I also tried the iDAC connected to a PC running Ubuntu with QMMP for the playback software. QMMP is said to be bit perfect. I started the PC up with the iDAC attached and it wasn't recognised, but it only required unplugging and plugging it in again and it was ready to play music. You may have to select the output device as iDAC in the Sounds section of Ubuntu configuration. The results were very pleasing. Once again I had intended simply to connect the iDAC up and confirm that it played music through a Linux-based system, but over two hours later I still found myself trying track after track. I would say that Windows 8/Foobar/JPLAY wins for all out detail and clarity, but the Ubuntu set-up sounded no less enthralling. My Ubuntu PC was being thrown away by a friend and cost me nothing; Ubuntu and QMMP are freeware, so this set-up with the bargain-priced iDAC makes for a budget source that will truly compete with something costing many times more.
Those of you of a similar age to myself will remember the debate about whether we should spend the bulk of a hi-fi budget on the source, or the amplifier and speakers, or spread it evenly between them. In those days it was a valid argument because a top-end source didn't come cheaply. With the arrival of the USB DAC (particularly these high definition models), the cost of a really good source has been reduced dramatically, and at its price, the iDAC offers remarkable 'sound per pound' value. I believe that we can now put a hi-fi system together that would compete with (or even better) a top-end system from the 1960's or 70's but at a fraction of the cost.

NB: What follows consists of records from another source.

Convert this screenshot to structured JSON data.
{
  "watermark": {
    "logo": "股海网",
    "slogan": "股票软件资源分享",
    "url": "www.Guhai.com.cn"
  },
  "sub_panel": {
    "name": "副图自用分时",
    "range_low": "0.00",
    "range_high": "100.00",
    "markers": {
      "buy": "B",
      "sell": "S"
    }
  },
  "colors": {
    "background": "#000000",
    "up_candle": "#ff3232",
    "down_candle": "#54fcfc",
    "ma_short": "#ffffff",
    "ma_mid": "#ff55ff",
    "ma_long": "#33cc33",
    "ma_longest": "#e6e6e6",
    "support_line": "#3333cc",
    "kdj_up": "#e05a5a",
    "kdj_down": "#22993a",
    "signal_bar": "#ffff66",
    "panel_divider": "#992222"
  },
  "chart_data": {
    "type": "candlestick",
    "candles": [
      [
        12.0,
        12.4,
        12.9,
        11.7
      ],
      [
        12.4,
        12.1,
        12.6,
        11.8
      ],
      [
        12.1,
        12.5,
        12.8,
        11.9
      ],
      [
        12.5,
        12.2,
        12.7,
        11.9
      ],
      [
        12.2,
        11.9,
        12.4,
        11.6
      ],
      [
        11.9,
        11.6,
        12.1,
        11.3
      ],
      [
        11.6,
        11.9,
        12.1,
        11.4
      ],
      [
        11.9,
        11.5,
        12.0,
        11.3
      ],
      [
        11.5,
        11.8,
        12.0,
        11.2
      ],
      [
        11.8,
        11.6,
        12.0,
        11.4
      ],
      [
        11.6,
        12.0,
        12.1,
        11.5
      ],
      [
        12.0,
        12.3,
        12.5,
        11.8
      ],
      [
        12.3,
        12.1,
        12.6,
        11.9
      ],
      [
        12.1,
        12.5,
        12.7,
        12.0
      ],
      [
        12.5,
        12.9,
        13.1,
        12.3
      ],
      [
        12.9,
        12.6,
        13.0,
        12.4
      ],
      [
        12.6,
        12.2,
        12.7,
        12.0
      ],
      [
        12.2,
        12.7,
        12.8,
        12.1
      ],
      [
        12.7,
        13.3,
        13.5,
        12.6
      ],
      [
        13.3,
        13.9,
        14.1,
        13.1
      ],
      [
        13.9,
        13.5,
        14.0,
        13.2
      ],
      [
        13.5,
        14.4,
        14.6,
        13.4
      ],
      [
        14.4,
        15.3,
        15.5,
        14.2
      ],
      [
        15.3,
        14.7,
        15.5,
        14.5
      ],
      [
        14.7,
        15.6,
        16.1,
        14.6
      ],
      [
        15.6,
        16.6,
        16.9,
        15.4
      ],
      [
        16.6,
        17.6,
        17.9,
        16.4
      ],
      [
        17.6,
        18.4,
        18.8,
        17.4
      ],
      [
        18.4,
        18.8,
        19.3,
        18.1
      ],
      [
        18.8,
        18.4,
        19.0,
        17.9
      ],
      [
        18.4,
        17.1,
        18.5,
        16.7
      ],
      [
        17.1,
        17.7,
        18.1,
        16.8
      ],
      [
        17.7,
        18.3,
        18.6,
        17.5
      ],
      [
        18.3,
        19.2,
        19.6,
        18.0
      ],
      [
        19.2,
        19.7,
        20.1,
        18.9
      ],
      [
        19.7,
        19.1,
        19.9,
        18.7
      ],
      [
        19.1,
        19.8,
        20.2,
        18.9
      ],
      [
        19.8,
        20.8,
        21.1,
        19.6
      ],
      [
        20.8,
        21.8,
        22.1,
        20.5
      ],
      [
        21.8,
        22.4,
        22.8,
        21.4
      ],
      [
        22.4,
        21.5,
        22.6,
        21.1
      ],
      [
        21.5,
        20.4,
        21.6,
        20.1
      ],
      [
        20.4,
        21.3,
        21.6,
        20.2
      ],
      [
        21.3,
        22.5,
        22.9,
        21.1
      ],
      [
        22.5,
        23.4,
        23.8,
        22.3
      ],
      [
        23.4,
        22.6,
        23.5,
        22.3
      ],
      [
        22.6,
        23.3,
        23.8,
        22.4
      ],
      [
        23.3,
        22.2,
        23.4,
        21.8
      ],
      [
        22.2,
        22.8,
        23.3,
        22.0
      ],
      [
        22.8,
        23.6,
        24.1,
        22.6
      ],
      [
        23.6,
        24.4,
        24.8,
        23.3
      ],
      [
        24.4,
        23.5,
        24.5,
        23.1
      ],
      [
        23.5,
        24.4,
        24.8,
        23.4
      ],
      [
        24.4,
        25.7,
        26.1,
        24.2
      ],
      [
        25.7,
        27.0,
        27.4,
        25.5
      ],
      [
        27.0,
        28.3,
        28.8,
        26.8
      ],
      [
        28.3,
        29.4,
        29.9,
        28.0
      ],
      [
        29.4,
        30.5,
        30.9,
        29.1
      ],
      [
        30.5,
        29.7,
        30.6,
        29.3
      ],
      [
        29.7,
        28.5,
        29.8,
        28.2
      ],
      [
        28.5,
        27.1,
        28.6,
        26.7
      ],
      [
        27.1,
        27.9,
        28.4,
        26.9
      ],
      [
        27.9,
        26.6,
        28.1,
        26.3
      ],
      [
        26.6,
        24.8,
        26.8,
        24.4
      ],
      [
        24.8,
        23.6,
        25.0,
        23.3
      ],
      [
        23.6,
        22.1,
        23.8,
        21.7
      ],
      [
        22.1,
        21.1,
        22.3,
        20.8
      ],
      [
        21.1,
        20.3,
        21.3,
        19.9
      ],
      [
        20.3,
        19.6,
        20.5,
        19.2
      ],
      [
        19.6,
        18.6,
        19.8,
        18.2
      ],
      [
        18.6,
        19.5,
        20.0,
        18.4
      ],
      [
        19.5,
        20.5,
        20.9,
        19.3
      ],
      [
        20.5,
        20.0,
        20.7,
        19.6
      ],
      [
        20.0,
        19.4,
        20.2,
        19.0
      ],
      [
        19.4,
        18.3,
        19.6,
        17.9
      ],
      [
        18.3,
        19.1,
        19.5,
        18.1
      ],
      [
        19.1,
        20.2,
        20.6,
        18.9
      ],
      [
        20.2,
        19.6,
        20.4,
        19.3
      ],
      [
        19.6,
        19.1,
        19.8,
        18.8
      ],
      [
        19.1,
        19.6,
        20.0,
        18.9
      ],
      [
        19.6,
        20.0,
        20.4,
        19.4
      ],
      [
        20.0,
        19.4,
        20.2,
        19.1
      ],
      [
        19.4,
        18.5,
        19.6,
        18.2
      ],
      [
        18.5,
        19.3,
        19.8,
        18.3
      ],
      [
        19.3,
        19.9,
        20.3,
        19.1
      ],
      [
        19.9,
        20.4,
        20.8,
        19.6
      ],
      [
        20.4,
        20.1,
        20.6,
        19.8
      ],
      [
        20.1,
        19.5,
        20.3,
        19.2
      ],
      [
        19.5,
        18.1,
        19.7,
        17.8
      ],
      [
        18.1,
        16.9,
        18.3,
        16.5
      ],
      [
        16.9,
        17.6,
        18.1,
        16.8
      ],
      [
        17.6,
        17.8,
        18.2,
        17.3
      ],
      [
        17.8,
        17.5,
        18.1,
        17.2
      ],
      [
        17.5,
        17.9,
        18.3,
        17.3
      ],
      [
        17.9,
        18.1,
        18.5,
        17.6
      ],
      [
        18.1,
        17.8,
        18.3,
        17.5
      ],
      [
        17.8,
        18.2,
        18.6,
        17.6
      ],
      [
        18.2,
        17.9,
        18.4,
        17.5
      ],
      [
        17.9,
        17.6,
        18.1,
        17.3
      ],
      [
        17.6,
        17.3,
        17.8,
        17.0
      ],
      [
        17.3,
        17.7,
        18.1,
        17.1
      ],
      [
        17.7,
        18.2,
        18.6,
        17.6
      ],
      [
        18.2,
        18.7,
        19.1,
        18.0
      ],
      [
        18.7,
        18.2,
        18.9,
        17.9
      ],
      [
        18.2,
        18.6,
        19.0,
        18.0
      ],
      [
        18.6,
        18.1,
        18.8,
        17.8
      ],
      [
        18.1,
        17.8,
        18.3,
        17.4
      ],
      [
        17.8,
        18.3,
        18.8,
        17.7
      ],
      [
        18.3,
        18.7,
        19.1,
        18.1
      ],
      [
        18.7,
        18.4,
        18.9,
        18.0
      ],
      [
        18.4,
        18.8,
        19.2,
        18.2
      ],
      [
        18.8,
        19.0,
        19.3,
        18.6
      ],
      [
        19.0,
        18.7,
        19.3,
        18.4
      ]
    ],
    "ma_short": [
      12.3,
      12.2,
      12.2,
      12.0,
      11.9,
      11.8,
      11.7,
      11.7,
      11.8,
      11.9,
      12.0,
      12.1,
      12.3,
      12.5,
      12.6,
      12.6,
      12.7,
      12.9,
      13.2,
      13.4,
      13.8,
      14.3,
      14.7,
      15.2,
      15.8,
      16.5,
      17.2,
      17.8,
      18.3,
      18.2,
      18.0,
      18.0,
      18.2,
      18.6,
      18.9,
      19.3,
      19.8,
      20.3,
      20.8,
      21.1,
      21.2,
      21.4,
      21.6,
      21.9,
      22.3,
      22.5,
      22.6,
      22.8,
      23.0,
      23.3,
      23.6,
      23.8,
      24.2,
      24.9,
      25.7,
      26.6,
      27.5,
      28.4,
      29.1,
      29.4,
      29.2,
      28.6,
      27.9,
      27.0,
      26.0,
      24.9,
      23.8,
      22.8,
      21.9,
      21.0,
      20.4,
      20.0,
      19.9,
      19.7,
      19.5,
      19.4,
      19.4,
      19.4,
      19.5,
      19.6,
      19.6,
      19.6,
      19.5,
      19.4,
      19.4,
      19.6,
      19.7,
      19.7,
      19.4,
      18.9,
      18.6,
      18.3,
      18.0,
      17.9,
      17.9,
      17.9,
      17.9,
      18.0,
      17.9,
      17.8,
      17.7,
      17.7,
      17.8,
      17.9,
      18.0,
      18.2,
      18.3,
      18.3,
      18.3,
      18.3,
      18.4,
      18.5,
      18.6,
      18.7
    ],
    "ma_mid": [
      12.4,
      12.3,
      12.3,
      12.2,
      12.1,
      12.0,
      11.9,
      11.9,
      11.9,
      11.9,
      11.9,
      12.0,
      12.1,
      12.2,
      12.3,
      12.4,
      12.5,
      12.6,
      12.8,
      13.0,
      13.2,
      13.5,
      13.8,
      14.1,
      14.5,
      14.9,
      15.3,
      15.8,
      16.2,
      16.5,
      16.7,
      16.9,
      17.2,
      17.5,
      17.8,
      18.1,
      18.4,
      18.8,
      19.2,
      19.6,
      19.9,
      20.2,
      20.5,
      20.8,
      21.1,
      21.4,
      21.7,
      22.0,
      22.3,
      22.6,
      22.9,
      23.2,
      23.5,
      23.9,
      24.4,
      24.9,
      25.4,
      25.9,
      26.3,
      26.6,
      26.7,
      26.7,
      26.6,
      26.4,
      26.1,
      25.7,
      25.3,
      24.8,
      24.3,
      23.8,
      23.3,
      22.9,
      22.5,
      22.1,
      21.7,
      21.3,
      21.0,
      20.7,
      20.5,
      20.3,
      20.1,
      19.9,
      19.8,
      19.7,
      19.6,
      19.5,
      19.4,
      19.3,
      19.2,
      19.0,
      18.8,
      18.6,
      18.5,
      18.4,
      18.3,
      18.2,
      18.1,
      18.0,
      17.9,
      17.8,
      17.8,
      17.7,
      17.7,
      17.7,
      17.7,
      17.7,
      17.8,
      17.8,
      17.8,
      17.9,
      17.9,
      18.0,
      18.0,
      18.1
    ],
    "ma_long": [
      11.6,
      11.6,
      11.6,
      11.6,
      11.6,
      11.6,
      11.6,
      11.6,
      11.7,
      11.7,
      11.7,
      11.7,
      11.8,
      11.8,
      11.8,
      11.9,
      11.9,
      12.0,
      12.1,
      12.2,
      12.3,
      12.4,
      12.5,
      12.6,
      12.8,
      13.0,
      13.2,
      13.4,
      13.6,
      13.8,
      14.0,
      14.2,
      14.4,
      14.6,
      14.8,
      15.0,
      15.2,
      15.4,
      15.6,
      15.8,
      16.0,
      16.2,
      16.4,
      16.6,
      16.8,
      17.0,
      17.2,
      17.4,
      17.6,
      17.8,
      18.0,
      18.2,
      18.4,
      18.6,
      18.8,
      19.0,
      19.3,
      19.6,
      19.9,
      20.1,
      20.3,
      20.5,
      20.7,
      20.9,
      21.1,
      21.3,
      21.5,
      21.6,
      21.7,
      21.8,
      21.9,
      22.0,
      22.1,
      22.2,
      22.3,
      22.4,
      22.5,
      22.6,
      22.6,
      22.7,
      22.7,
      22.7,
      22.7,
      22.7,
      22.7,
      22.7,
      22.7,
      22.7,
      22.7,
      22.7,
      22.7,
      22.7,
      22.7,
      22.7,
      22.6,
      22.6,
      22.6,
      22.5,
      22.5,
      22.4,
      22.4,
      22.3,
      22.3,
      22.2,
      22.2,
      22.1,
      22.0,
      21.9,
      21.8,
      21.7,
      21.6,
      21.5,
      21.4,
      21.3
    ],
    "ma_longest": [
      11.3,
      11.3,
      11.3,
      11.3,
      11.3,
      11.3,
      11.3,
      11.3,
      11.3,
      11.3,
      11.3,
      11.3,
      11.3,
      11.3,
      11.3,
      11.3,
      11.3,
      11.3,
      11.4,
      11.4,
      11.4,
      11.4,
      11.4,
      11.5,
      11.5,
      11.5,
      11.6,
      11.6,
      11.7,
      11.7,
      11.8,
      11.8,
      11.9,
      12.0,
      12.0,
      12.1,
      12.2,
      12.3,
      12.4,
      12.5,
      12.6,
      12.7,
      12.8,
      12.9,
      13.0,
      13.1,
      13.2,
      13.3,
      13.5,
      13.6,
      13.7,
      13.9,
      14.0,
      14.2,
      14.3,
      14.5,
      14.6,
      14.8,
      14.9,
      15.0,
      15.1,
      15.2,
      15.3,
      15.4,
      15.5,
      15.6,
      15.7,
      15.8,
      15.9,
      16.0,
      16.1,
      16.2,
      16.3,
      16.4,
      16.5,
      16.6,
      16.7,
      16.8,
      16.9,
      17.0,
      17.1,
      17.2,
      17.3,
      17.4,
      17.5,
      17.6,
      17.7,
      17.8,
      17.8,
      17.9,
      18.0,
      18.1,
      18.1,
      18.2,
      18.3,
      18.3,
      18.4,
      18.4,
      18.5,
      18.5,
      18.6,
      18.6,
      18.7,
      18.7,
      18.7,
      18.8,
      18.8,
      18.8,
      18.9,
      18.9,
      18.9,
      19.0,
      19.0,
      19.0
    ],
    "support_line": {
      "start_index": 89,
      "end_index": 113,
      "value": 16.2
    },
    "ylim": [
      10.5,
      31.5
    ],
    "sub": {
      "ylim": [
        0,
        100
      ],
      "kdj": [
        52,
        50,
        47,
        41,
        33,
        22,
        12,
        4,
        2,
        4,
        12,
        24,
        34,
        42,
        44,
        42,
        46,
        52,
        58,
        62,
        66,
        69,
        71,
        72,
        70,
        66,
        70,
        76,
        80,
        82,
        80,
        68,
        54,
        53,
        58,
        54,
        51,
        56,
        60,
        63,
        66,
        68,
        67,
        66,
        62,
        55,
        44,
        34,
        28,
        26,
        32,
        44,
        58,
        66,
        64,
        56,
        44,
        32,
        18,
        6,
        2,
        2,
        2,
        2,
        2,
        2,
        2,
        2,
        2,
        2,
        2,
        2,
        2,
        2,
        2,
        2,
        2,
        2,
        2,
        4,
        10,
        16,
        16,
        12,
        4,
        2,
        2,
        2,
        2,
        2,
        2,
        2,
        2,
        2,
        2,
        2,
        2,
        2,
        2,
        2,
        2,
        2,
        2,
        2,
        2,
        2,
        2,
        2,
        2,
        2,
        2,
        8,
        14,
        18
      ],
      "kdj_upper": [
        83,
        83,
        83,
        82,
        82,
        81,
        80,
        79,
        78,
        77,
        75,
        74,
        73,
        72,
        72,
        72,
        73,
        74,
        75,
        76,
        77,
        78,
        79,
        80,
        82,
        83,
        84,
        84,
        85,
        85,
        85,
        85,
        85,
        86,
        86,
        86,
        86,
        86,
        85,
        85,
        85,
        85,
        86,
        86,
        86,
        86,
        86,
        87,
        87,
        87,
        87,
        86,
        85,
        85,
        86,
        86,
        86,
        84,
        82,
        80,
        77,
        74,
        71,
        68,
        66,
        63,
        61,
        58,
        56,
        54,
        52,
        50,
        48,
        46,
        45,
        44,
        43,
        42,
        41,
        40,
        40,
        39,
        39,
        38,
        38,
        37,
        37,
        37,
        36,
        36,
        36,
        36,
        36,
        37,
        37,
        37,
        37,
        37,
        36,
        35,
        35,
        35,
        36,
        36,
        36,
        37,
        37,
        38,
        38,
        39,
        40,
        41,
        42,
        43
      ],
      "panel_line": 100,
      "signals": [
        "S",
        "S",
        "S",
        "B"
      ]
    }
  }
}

Summing up the iDAC, I can't find a bad word to say about it. At one stage I thought that I noticed sibilance on one or two tracks but after some investigation, I believe that this was in the recordings, and emphasised by the iDAC. It is of course one of the negatives of such a revealing source that it will emphasise the poorer parts of a recording. I also found that being so lightweight, the iDAC benefited from my DD tripod set up, together with a few chunks of granite to weigh it down and add some mass. It's one of those items that is so light that the interconnects can easily pull it over. I found that it easily played into all the amplifiers that I tried with it, and didn't appear to need another active stage between it and the power amplifier. The price of the iDAC (judging by what it is being sold for here in the UK) is very competitive, both against other USB DACs (none of the others that I've reviewed match the degree of realism), and CD players (limited to 16/44 playback). Not so many years back 275 pounds would have bought little more than a mid-range CD player, and the sound quality of the iDAC is a quantum leap ahead of one of those, although it should be remembered that you require a computer source as well as the iDAC. But without reservation, I have no hesitation in heartily recommending the iDAC. It will almost certainly show many people how much information there is in recordings that they haven't heard before, certainly from a digital source!